Jarrod Stone-Dahl ~ Woodworker
Jarrod lives in northern Wisconsin with his wife, April, and their four children. He has been a professional woodworker since 1993, starting in carpentry then moving into log building and timber framing. He also served a loose apprenticeship in a wooden boat shop for two years and has been self-employed the majority of the time. Jarrod's passion is pre-industrial woodworking techniques, such as splitting or riving wood with wedges and froe, then dressing with axe and knife; these techniques he applies to the snowshoes, toboggans, bowls, spoons, and more recently, a birch bark canoes. His favorite tools are a razor sharp axe and a crooked knife. He and his wife have been teaching basketry and woodworking since 2000.

Sarah Wagner ~ Knitting
I was born and grew up in south western Ohio. In college, I studied forestry and Soil Science with Bachelor of Science in both. I worked as a professional for the United States Department of Agriculture: Forest Service as a Forester and Soil Scientist for 30 years, stationed in West Virginia and Upper Peninsula of Michigan. I learned to knit around 1995, and my favorite things to knit are cables, mittens and socks both felted and regular.
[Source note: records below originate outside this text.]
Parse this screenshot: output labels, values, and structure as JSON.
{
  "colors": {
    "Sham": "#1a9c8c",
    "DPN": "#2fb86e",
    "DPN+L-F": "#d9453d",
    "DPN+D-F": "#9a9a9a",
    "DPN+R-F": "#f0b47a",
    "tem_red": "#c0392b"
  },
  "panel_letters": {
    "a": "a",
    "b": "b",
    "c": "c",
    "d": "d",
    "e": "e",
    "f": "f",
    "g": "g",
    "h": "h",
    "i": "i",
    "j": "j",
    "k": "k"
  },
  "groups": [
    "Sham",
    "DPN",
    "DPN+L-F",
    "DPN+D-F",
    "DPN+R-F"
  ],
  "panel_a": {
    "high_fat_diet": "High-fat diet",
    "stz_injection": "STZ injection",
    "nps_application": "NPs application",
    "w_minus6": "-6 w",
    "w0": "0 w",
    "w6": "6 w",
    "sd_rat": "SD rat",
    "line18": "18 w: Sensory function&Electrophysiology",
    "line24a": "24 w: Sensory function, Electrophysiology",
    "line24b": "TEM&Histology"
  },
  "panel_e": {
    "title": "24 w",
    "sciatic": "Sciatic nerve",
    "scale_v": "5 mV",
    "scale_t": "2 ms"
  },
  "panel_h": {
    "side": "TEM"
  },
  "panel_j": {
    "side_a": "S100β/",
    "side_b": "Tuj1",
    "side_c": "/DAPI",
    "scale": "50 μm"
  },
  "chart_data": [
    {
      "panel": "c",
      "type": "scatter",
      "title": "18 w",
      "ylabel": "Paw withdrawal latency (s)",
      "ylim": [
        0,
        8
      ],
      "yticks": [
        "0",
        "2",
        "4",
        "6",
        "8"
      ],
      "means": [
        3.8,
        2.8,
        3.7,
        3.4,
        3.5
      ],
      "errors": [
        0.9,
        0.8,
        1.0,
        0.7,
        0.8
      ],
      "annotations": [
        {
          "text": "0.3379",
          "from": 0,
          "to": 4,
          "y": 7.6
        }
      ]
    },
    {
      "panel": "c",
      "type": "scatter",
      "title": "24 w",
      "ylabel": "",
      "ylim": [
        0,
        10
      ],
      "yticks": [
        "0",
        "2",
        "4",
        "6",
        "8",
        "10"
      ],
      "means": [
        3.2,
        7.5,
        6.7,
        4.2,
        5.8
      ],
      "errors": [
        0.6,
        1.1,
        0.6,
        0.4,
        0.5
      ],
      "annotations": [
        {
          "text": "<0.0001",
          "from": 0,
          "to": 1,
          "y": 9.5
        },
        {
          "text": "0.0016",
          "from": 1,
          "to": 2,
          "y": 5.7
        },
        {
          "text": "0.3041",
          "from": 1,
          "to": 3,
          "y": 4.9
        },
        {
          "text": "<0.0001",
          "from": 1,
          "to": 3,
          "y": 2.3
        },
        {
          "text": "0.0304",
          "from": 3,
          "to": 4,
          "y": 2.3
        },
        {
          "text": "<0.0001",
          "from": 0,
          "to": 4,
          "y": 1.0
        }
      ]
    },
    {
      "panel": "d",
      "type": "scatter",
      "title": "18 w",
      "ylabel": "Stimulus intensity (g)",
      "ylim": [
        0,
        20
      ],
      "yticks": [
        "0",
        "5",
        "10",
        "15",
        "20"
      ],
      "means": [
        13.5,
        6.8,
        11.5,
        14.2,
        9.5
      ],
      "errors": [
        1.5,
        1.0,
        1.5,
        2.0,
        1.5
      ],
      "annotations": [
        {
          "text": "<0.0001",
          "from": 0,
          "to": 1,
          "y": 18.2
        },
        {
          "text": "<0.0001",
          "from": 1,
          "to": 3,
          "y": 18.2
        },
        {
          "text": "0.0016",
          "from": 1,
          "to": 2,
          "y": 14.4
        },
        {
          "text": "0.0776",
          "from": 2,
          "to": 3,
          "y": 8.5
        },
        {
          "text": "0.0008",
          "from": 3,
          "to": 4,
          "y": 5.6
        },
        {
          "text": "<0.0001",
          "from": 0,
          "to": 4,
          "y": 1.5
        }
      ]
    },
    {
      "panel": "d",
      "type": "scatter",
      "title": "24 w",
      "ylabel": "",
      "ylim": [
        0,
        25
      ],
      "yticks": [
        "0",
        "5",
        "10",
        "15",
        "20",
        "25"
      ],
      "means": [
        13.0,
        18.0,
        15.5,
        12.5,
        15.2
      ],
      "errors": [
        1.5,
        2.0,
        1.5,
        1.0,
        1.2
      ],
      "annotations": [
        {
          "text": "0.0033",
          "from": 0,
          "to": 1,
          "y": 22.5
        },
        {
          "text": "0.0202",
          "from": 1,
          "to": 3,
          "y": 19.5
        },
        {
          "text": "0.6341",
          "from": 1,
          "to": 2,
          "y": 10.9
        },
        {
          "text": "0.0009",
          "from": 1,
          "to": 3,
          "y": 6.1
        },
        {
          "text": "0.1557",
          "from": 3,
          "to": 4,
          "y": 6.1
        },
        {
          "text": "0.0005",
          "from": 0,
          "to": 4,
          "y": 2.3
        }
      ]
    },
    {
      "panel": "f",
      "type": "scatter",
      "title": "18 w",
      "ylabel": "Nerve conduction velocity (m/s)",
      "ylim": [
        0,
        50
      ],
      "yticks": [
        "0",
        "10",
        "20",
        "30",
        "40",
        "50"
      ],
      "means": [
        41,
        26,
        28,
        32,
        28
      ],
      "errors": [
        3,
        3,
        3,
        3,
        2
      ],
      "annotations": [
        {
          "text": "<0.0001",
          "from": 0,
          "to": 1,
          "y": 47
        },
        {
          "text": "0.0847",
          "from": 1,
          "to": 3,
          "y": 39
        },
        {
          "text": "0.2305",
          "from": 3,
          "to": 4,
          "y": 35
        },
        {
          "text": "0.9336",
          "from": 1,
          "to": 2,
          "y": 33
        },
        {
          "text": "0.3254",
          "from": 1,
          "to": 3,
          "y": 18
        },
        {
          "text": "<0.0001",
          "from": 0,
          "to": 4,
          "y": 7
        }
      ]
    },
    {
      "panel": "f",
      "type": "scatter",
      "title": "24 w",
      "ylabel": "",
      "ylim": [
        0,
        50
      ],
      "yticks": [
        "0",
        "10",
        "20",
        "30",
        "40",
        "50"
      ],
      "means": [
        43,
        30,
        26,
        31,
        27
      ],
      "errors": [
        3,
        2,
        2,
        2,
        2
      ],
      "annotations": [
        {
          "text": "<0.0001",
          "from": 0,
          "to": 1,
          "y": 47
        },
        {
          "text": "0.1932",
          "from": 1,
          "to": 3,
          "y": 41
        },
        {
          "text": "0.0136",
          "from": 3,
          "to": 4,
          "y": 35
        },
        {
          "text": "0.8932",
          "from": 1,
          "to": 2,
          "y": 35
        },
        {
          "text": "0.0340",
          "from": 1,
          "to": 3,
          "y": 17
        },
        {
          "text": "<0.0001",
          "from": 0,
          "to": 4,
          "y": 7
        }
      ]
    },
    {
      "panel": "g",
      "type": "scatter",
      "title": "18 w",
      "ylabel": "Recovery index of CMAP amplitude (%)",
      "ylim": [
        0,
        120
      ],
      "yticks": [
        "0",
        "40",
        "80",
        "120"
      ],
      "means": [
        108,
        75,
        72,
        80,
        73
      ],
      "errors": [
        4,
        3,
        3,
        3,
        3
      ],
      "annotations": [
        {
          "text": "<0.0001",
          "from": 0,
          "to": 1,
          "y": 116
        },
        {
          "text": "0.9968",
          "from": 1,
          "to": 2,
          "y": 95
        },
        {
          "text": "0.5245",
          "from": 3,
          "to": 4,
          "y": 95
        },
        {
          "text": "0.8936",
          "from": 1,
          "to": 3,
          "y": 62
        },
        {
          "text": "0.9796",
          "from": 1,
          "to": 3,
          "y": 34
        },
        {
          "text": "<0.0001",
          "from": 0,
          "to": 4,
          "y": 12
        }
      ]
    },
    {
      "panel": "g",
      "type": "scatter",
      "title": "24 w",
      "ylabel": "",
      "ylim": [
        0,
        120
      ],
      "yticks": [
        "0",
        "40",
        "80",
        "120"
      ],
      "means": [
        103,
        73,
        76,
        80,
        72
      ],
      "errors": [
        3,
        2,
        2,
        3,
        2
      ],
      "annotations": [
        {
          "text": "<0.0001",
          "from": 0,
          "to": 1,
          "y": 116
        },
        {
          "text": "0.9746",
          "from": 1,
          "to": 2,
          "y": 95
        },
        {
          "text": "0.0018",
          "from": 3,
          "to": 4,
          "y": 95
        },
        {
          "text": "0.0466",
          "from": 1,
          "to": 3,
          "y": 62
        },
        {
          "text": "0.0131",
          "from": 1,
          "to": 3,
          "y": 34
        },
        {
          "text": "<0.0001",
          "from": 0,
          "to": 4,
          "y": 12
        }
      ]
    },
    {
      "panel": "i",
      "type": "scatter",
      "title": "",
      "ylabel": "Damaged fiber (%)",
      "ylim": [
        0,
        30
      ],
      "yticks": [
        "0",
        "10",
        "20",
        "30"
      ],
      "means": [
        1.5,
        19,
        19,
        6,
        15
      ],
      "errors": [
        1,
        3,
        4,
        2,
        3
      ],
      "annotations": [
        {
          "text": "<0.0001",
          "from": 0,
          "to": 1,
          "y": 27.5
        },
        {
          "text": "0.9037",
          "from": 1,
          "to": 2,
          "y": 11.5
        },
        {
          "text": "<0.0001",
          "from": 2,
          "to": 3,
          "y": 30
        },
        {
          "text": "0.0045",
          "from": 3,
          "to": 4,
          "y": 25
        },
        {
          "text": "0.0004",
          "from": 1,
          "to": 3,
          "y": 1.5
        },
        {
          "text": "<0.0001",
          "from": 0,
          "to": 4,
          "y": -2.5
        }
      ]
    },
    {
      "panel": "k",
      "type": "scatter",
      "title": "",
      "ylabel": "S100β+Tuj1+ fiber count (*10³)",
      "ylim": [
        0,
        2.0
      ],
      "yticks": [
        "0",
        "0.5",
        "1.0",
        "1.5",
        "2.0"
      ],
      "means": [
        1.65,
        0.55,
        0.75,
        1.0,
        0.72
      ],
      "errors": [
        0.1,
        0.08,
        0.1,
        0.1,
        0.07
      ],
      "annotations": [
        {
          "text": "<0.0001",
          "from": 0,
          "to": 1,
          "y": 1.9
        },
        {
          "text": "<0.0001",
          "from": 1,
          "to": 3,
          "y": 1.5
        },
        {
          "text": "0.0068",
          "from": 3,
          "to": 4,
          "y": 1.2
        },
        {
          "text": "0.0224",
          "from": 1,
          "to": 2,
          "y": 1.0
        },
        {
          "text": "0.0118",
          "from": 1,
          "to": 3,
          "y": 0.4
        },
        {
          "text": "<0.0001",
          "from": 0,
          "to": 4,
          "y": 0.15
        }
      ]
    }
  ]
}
Pam Beal and Wayne Walma ~ Birch Twig Wreathes
Pam Beal and Wayne Walma live in Mass City Michigan. They have been making birch twig rustic wreaths for several years. Inspiration for the birch wreaths were East Branch neighbors who were describing how their parents made birch brooms for house and barn cleaning. Birch materials are from their 40 acre woods. Wayne is a custom cabinet and furniture maker. Pam specializes in traditional bear making and quilting.

Zona Wick ~ Soap Making
Zona Wick is the director of the Iron County Health Department in Hurley. She is a farmer at heart and raised and butchered her own chickens for about 15 years. She has been making soap from pig lard obtained from a farmer friend in Saxon for many years. Zona has a Masters degree in natural health from Clayton College of Natural Health in Birmingham Alabama. She is interested in promoting healthy, nature-friendly answers to diet and health care.